The Literacy units focus on developing students’ everyday literacy skills through thinking, listening, speaking,
reading, viewing and writing to meet the demands of the workplace, the community, further study and their
own life skills, needs and aspirations. Students will participate in discussion, explore and analyse the purpose,
audience and language of text types and content drawn from a range of local and global cultures, forms and
genres, including First Nations peoples’ knowledge and voices, and different contexts and purposes. They will
discuss and debate the ways in which values of workplace, community and person are represented in different
texts and present ideas in a thoughtful and reasoned manner. Literacy Unit 1 and 2: Focus on Literacy for personal
use, understanding and creating digital texts, understanding issues and voices and responding to opinions
Literacy Unit 3 and 4: Focus on accessing and understanding informational, organizational and procedural texts,
creating, and responding to organisational, informational or procedural texts, understanding and engaging with
literacy for advocacy and speaking to advise or to advocate.

VCE Vocational Major Numeracy focuses on enabling students to develop and enhance their numeracy skills to make sense of their personal, public and vocational lives. Students develop mathematical skills with consideration of their local, national and global environments and contexts, and an awareness and use of appropriate technologies.

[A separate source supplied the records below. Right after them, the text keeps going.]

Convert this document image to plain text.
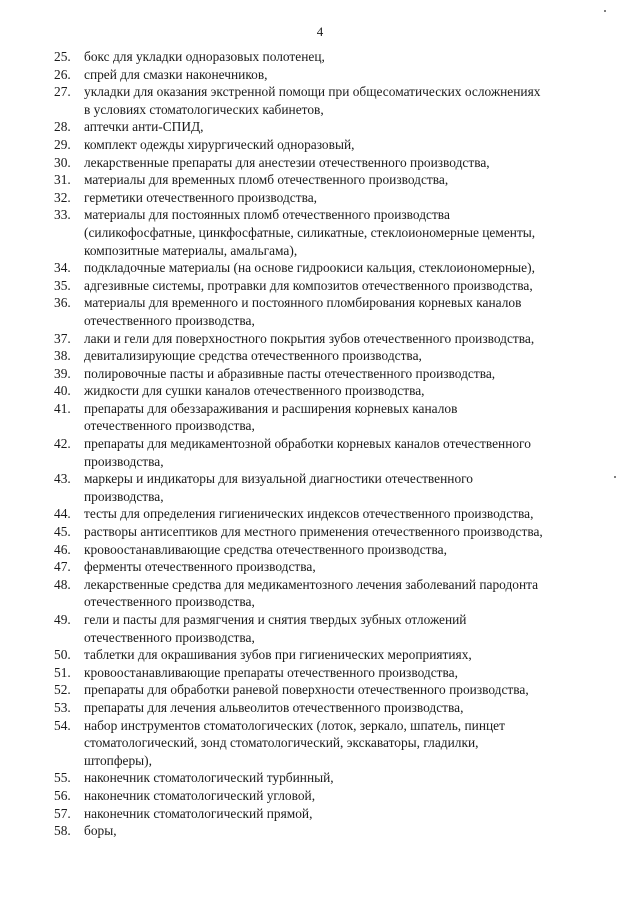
4
25. бокс для укладки одноразовых полотенец,
26. спрей для смазки наконечников,
27. укладки для оказания экстренной помощи при общесоматических осложнениях
в условиях стоматологических кабинетов,
28. аптечки анти-СПИД,
29. комплект одежды хирургический одноразовый,
30. лекарственные препараты для анестезии отечественного производства,
31. материалы для временных пломб отечественного производства,
32. герметики отечественного производства,
33. материалы для постоянных пломб отечественного производства
(силикофосфатные, цинкфосфатные, силикатные, стеклоиономерные цементы,
композитные материалы, амальгама),
34. подкладочные материалы (на основе гидроокиси кальция, стеклоиономерные),
35. адгезивные системы, протравки для композитов отечественного производства,
36. материалы для временного и постоянного пломбирования корневых каналов
отечественного производства,
37. лаки и гели для поверхностного покрытия зубов отечественного производства,
38. девитализирующие средства отечественного производства,
39. полировочные пасты и абразивные пасты отечественного производства,
40. жидкости для сушки каналов отечественного производства,
41. препараты для обеззараживания и расширения корневых каналов
отечественного производства,
42. препараты для медикаментозной обработки корневых каналов отечественного
производства,
43. маркеры и индикаторы для визуальной диагностики отечественного
производства,
44. тесты для определения гигиенических индексов отечественного производства,
45. растворы антисептиков для местного применения отечественного производства,
46. кровоостанавливающие средства отечественного производства,
47. ферменты отечественного производства,
48. лекарственные средства для медикаментозного лечения заболеваний пародонта
отечественного производства,
49. гели и пасты для размягчения и снятия твердых зубных отложений
отечественного производства,
50. таблетки для окрашивания зубов при гигиенических мероприятиях,
51. кровоостанавливающие препараты отечественного производства,
52. препараты для обработки раневой поверхности отечественного производства,
53. препараты для лечения альвеолитов отечественного производства,
54. набор инструментов стоматологических (лоток, зеркало, шпатель, пинцет
стоматологический, зонд стоматологический, экскаваторы, гладилки,
штопферы),
55. наконечник стоматологический турбинный,
56. наконечник стоматологический угловой,
57. наконечник стоматологический прямой,
58. боры,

This study allows students to explore the underpinning mathematical knowledge of number and quantity, measurement, shape, dimensions and directions, data and chance, the understanding and use of systems and processes, and mathematical relationships and thinking. This mathematical knowledge is then applied to tasks which are part of the students’ daily routines and practices, but also extends to applications outside the immediate personal environment, such as the workplace and community.